Given that bees do quite well in the absence of a beekeeper IF they are free of disease and pests, and have adequate forage, our exam will focus on what the beekeeper brings to the bees: the ability to recognize and treat disease and pest conditions, and expertise on the needs of the colony throughout the year, and when they need feeding and beekeeper suppport.
Of less importance to the bees is the beekeeper’s skill in managing swarming, reproduction and nectar gathering and honey harvesting. Those may be critical to the beekeeper, but not so much to the bees!
The only value this NewBees course has for all of you is that you get a clear idea of what is required of a beekeeper, and that you go into your first beekeeping adventure with a realistic set of expectations. The upwards of 80% of beekeepers who end their beekeeping careers in under three years probably do so out of frustration…principally frustration when their bees keep dying from either disease or failure to overwinter. I want you to have the tools to deal with those situations, and to avoid quitting out of needless frustration.

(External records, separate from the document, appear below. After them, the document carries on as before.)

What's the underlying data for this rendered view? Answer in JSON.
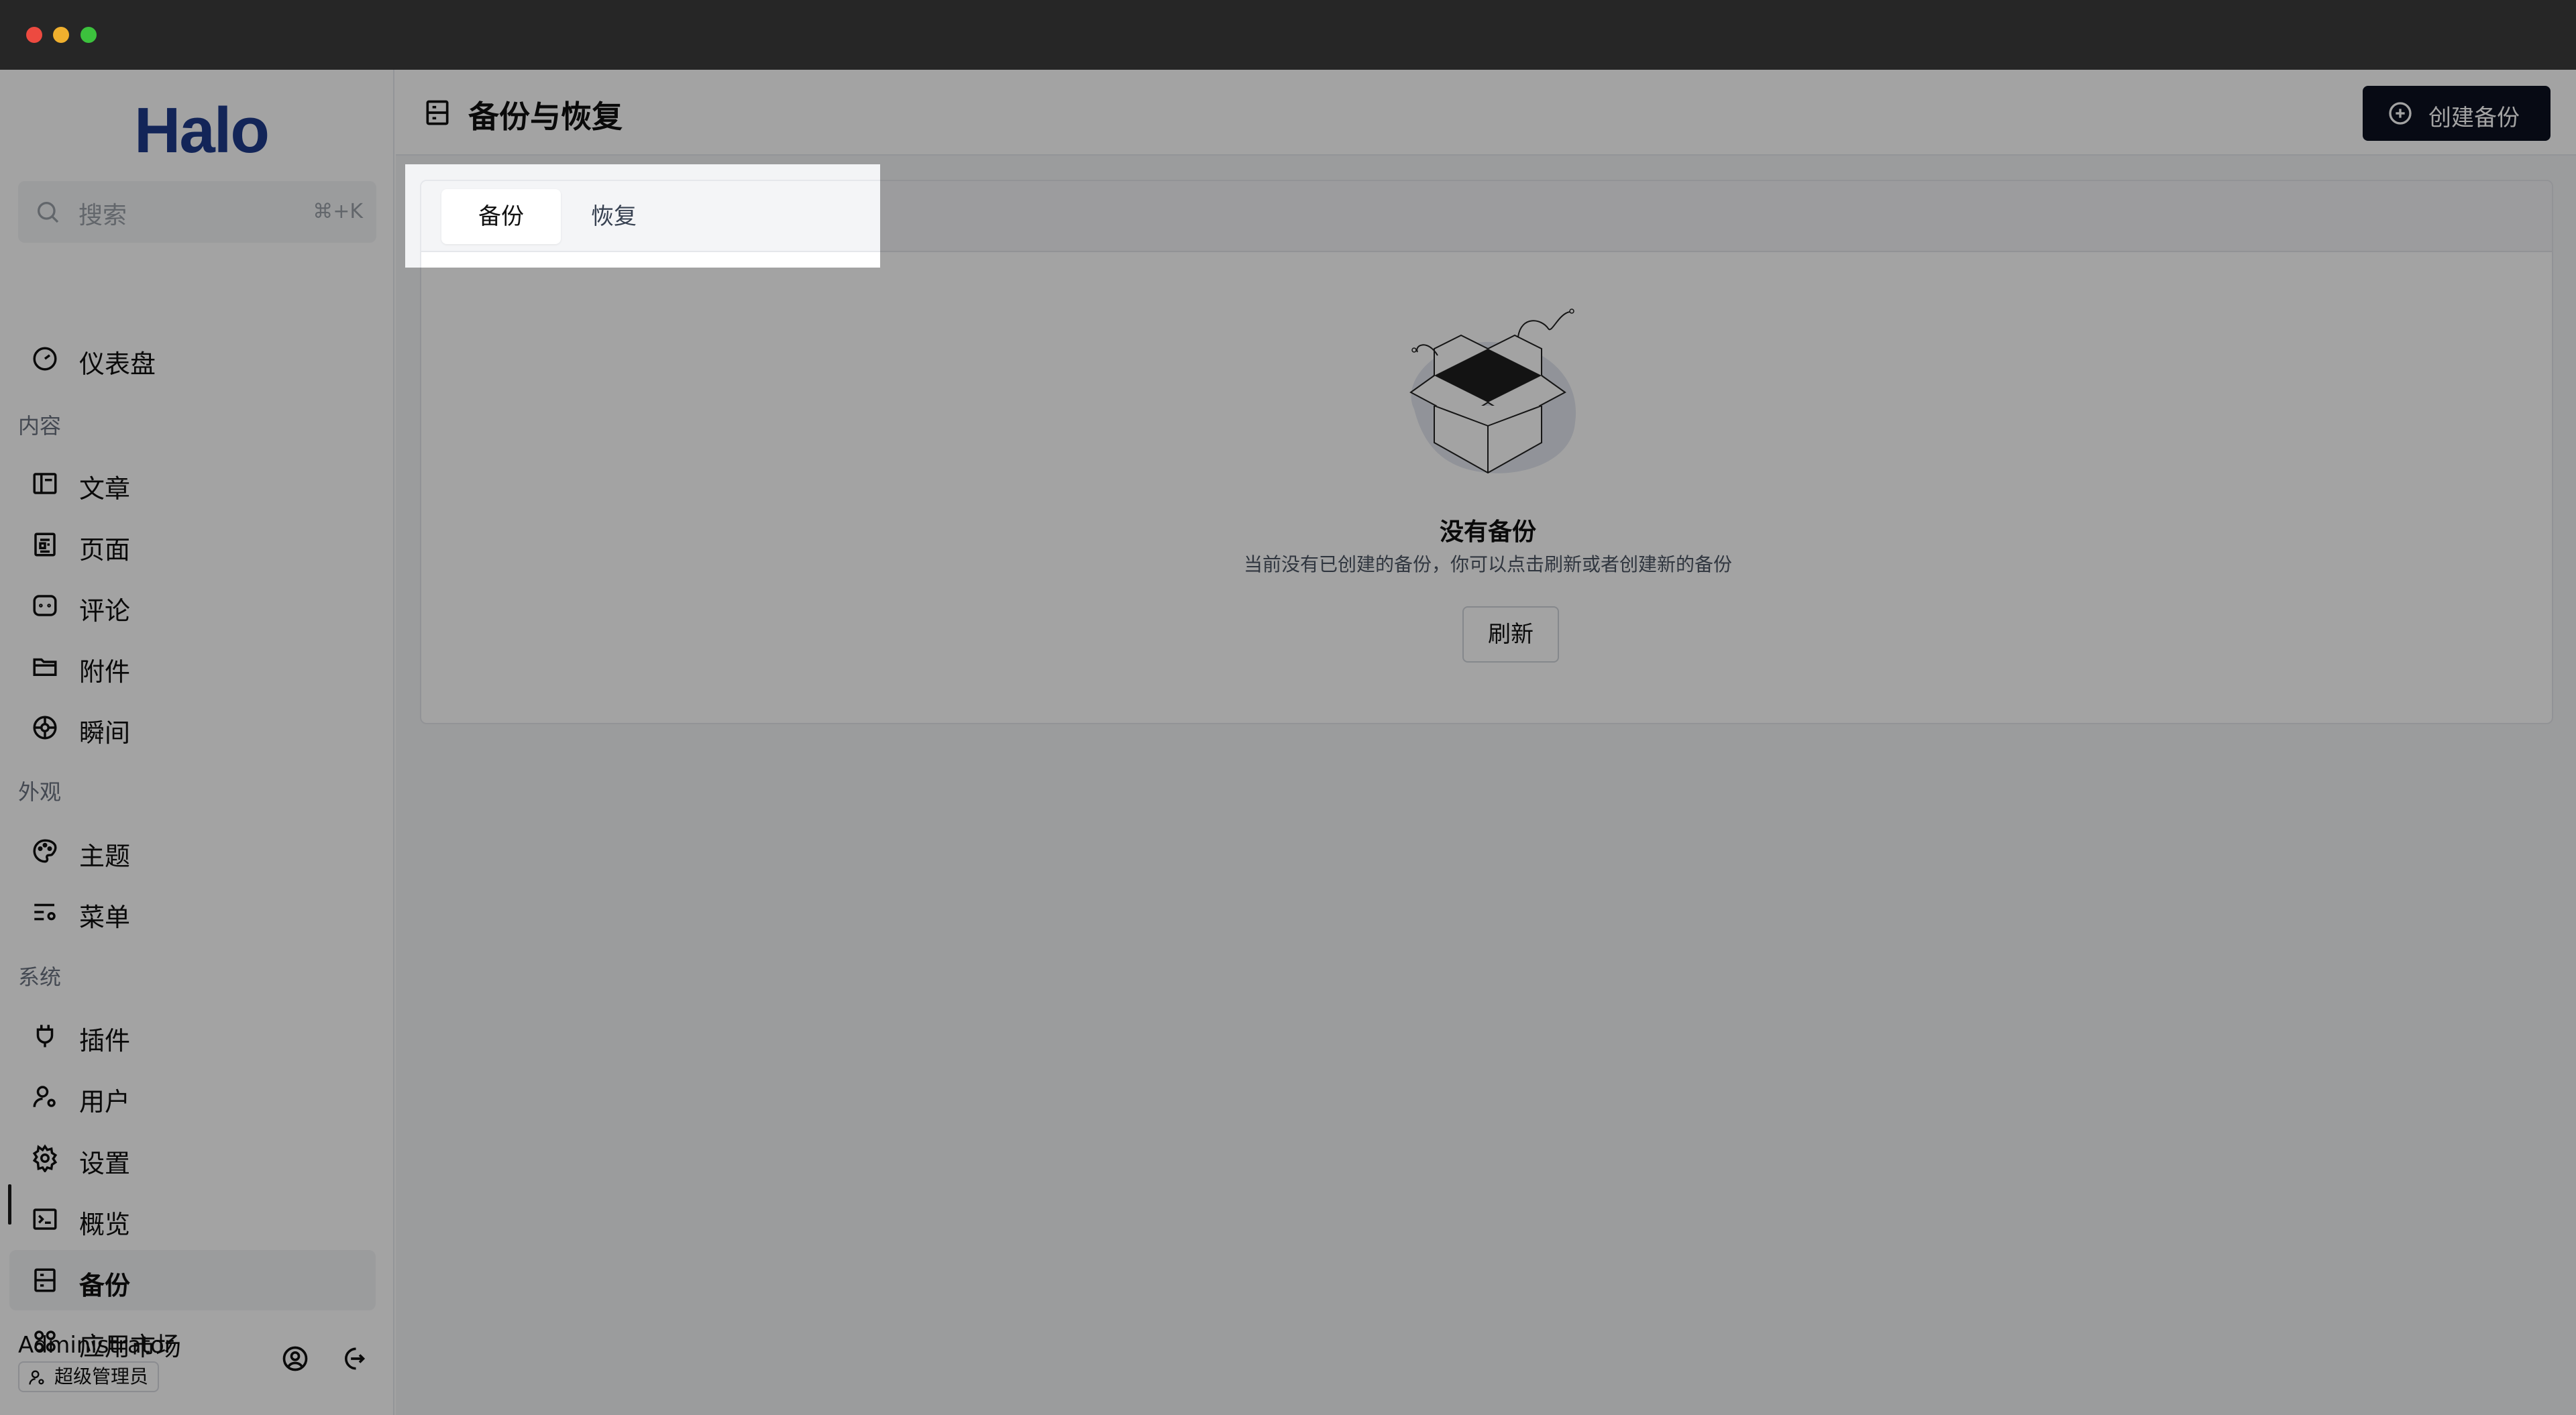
{
  "window": {
    "controls": [
      "close",
      "minimize",
      "maximize"
    ]
  },
  "sidebar": {
    "logo": "Halo",
    "search": {
      "placeholder": "搜索",
      "shortcut": "⌘+K"
    },
    "dashboard": {
      "label": "仪表盘",
      "icon": "dashboard-icon"
    },
    "sections": {
      "content": "内容",
      "appearance": "外观",
      "system": "系统"
    },
    "content_items": [
      {
        "label": "文章",
        "icon": "post-icon"
      },
      {
        "label": "页面",
        "icon": "page-icon"
      },
      {
        "label": "评论",
        "icon": "comment-icon"
      },
      {
        "label": "附件",
        "icon": "folder-icon"
      },
      {
        "label": "瞬间",
        "icon": "moment-icon"
      }
    ],
    "appearance_items": [
      {
        "label": "主题",
        "icon": "palette-icon"
      },
      {
        "label": "菜单",
        "icon": "menu-settings-icon"
      }
    ],
    "system_items": [
      {
        "label": "插件",
        "icon": "plug-icon"
      },
      {
        "label": "用户",
        "icon": "user-settings-icon"
      },
      {
        "label": "设置",
        "icon": "gear-icon"
      },
      {
        "label": "概览",
        "icon": "terminal-icon"
      },
      {
        "label": "备份",
        "icon": "backup-icon",
        "active": true
      },
      {
        "label": "应用市场",
        "icon": "apps-icon"
      }
    ],
    "user": {
      "name": "Administrator",
      "role": "超级管理员"
    }
  },
  "header": {
    "title": "备份与恢复",
    "create_button": "创建备份"
  },
  "tabs": [
    {
      "label": "备份",
      "active": true
    },
    {
      "label": "恢复",
      "active": false
    }
  ],
  "empty_state": {
    "title": "没有备份",
    "message": "当前没有已创建的备份，你可以点击刷新或者创建新的备份",
    "refresh_label": "刷新"
  },
  "colors": {
    "accent": "#0b1120",
    "logo": "#1e3a8a",
    "overlay": "rgba(0,0,0,0.36)"
  }
}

Not that beekeeping will cease to offer its unique frustrations, disappointments and challenges. As the saying goes, the bees do not read the same books we read. The heart of beekeeping, and one of its enchantments, is that constant need to problem solve. You never know what you are going to find when you open up a hive. There are often very deep mysteries waiting for you there. Difficult logic problems. But with some good basic knowledge, and with the proper direction in seeking resources, all those problems are explicable, if not soluble!
So I will break down your exam research topics into the following, posting a page for each:
- the arc of the colony year, what the colony is trying to do, when, what to look for, and how to react to what you see
- the Three Horsemen of the Bee Apocalypse: Varroa destructor, lack of forage, pesticides/field sprays
- swarm control/making nucs
- recognizing and treating colony-threatening conditions ie. mite infestation and the foulbroods
- how to prep for winter
- honey harvesting and handling
- general knowledge on what makes for a healthy bee colony
Note that as always, I am looking at the art of beekeeping through the lens of being resident in the coastal Pacific Northwest.
The exam will be multiple choice (much as I would love to set you all a series of essay topics!), and will be open book/open resource. You can rewrite it as many times as is necessary to score 90% or better to pass. A certificate of completion will be provided upon a successful pass.
Good luck, and from the bottom of my heart, may you find all this useful in having long and happy lives as beekeepers!